それは単なる作戦指示ではない。相手の性格、陥りやすい罠、地形の変化、さらには数ヶ月後の気候までも予見した、いわば「未来の設計図」であった。
第一の書は、荊州を守る関羽殿へ。
そこには、呉の孫権が送り込んでくるであろう使者への対応、特に「婚姻の申し入れ」があった際の断り方まで、一字一句を峻烈に、しかし礼を失せぬよう記した。
「雲長殿。……あなたの誇りは、時には毒となります。……この書を、迷った時の鏡としてくだされ」
第二の書は、陸路を行く張飛殿へ。
酒を慎むべき時、そして捕らえた蜀の将を処断せず、いかにして「心」を奪うべきか。厳顔を心服させた彼の成長をさらに促す、人心掌握の極意を説いた。
第三の書は、趙雲殿へ。
「あなたは完璧すぎるが故に、無茶をなされる。……若君・阿斗様の守護と、江州の確保後の補給路の維持。……その要を、この書に託します」趙雲殿に自ら手渡す。
書き終えた時、夜は白々と明け始めていた。

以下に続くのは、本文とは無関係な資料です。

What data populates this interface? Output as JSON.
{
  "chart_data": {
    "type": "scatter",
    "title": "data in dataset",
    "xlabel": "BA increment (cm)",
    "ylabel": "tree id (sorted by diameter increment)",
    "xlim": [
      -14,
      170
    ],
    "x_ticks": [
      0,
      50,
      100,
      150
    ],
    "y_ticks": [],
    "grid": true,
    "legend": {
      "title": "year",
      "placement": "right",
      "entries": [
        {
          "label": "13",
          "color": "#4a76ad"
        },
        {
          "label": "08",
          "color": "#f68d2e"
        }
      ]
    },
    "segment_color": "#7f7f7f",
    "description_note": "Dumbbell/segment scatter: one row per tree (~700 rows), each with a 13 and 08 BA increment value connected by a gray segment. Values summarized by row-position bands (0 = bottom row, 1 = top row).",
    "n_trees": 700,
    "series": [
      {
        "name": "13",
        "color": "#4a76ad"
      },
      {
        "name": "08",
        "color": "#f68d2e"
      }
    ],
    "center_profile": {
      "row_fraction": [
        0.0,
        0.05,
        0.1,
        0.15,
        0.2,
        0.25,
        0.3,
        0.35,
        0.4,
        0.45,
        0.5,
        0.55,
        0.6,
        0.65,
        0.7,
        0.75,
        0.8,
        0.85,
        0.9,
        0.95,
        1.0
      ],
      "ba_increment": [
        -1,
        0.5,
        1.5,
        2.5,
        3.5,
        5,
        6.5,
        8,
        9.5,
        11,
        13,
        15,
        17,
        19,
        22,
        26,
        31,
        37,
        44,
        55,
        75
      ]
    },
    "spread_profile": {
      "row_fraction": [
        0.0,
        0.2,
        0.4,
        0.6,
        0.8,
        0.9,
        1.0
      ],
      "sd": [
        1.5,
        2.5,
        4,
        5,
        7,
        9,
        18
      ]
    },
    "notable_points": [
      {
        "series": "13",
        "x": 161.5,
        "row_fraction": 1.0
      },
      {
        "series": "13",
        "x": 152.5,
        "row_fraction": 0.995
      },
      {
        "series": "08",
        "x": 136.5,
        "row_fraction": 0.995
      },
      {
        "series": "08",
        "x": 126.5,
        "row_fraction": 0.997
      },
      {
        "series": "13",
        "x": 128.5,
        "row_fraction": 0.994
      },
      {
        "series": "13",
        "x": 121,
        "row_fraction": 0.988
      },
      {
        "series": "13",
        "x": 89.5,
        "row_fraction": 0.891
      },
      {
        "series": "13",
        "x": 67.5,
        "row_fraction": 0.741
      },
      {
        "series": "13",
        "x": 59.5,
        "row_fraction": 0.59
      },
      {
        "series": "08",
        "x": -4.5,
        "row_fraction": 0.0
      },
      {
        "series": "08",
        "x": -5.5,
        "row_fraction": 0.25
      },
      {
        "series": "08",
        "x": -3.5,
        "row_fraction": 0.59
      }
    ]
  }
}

私は密偵一号をはじめとする影の者たちを呼び寄せた。
「……この書を、それぞれの将に届けよ。……誰にも見せてはならぬ。……そして、将が命を誤ろうとした時のみ、その封を切るよう進言せよ」
密偵たちは無言で頷き、霧の中に溶けるように消えていった。
私は、自らの頭脳を細分化し、千里の彼方まで配置し終えた安堵感とともに、再び馬に跨った。
「……ゆきましょう、子龍殿。……これで、私の体は荊州に残り、魂は蜀へ先行し、今のこの身は将軍のもとへ急ぐことができる。……三位一体。……これが、私の描く天下三分の陣形です」
趙雲は、軍師のその徹底した知略に戦慄を覚えながらも、深い敬意を込めて鞭を当てた。
「……軍師。あなたは、人間を超えようとしておられるのか」
「……いいえ、子龍殿。……私は、友・士元殿が命を懸けて繋いだこの糸を、絶対に断ち切りたくないだけなのです」
龍の咆哮が、朝靄を切り裂く。
陸を行く張飛の軍、水を行く趙雲の軍、そして空を翔ける孔明の知略。
死した鳳凰の魂に導かれるようにして、最強の布陣が、ついに成都の喉元・雒城へと迫り狂う。
龐統の死という悲劇を糧に、劉備軍は今、真の「国家」としての形を成し、益州の大地を揺るがし始めた。